Arnold,
Here is my advice:
Don't do hardware-raid! Neither the real nor the "soft" hardware raid help
you
that much. What do you do when the controller fails?
Well, this is a stupid advice, unless you tell plutek also to get
everything else in his studio twice.
A hardware raid does all the computation for you and just passes along
the data you need. It also eats away a lot of stress through huge
buffers. With an Areca 1280 for example, I get 3GB/s for the first
second and ~1.5GB/s sustained on a RAID6.
With software raid, you have to transfer all data twice through the
system, you fuck up you caches, and the CPU has to do all the
computations. If you only have two drives, it doesn't matter that much.
So it really depends on what you want to do and what your budget is. If
you have to avoid IO stress, go and get a decent RAID controller.
With a hardware-raid you have to have a second of the
same kind in stock to
get back the data on your disks. Don't even think about not having a spare
controller and buying one when yours fails.
This is only true if the on-disk format is not specified somewhere.
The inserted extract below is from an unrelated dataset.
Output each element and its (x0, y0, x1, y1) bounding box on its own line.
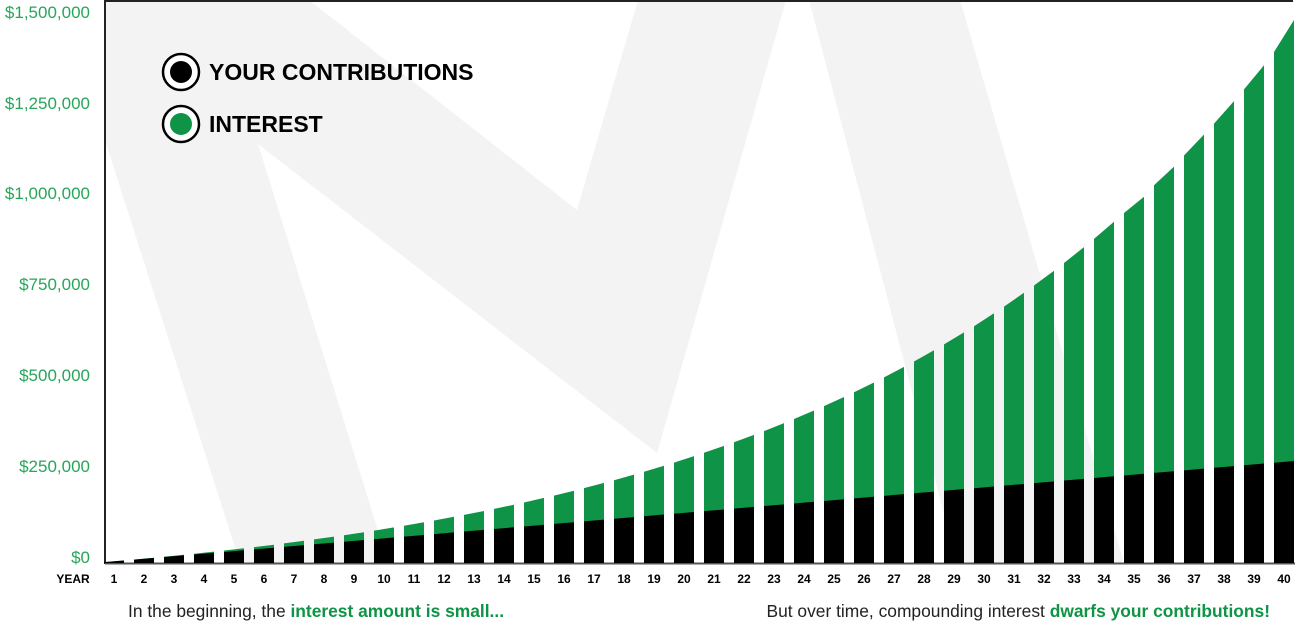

If
you buy cheap shit, that may be and you may have to fiddle around to
extract the data. But it can be done.
The "reduced" throughput of a software-raid
is worth the ease of use. And its
not that "reduced" at all.
Again, it depends on the use case.
Oh, and use only raid1 or combinations of 0 and 1. For
all the others see
http://baarf.com.
Again, it depends on the use case. As a general rule, this is just wrong.